The voice startled him. He looked up Mika stood there, holding the bread roll wrapper.
"Sometimes," he said. "The light feels different here. Even if I can't… see it properly."
Her gaze lingered on him, puzzled. "What do you mean?"
Yuto paused. He'd never told anyone about his world of black and white. Not Hisoka, not even his teachers. But something about Mika her calm, her silence made him feel it might be safe to say it.
"I can't see colors anymore," he said quietly. "Since I was ten."
Her expression didn't change at first but then her eyes softened, just a little. "How?"
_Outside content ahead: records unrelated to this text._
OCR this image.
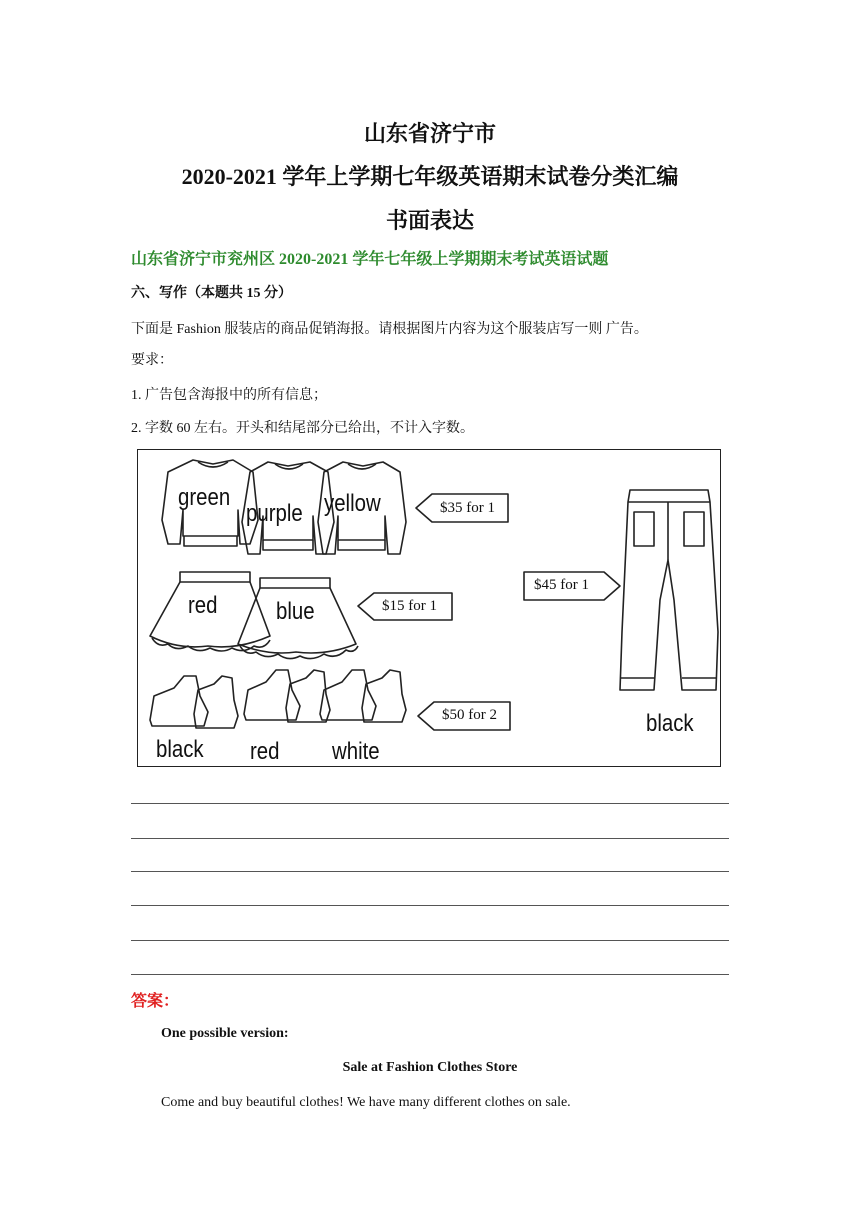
山东省济宁市
2020-2021 学年上学期七年级英语期末试卷分类汇编
书面表达
山东省济宁市兖州区 2020-2021 学年七年级上学期期末考试英语试题
六、写作（本题共 15 分）
下面是 Fashion 服装店的商品促销海报。请根据图片内容为这个服装店写一则 广告。
要求：
1. 广告包含海报中的所有信息；
2. 字数 60 左右。开头和结尾部分已给出，不计入字数。
green
purple yellow	$35 for 1
red blue	$15 for 1
black red white
$50 for 2	black
$45 for 1
答案：
One possible version:
Sale at Fashion Clothes Store
Come and buy beautiful clothes! We have many different clothes on sale.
"I don't really know," he admitted, watching his pencil. "One day, they just… faded. Everything. Maybe I was too sad for them to stay."
A faint breeze passed between them, carrying the scent of rain.
Mika looked down at her hands then at the bread wrapper, then at him. "You still draw, though."
"Yeah." He smiled faintly. "Maybe I'm trying to remember what colors felt like."
For the first time, Mika's lips curved. Not a full smile, but the beginning of one uncertain, almost shy.
"You're strange, Yuto," she said softly.
"I've been told that," he replied, laughing quietly.
And for a moment, the silence between them wasn't heavy. It was gentle like a quiet breath after years of noise.
Days passed like that.
They didn't talk much, but their silence became something both could live inside. Mika would sometimes glance at his drawings. Yuto would sometimes ask about her day. Slowly, the edges around her began to soften.
One afternoon, when rain drummed faintly on the windows, Mika turned to him and whispered,
"Do you ever feel like you're stuck in between?"
Yuto looked up. "Between what?"
"Between feeling and not feeling. Between being alive and… just existing."
He stared at her, unsure how to answer. Then he said, "Every day."
Her eyes met his steady, fragile, real.
In that shared moment, something wordless passed between them. Not love, not friendship just understanding. Two people broken in different ways, standing quietly in each other's gray world.
And though Yuto couldn't see it, somewhere inside that silence, a color flickered faintly not in his eyes, but in his heart.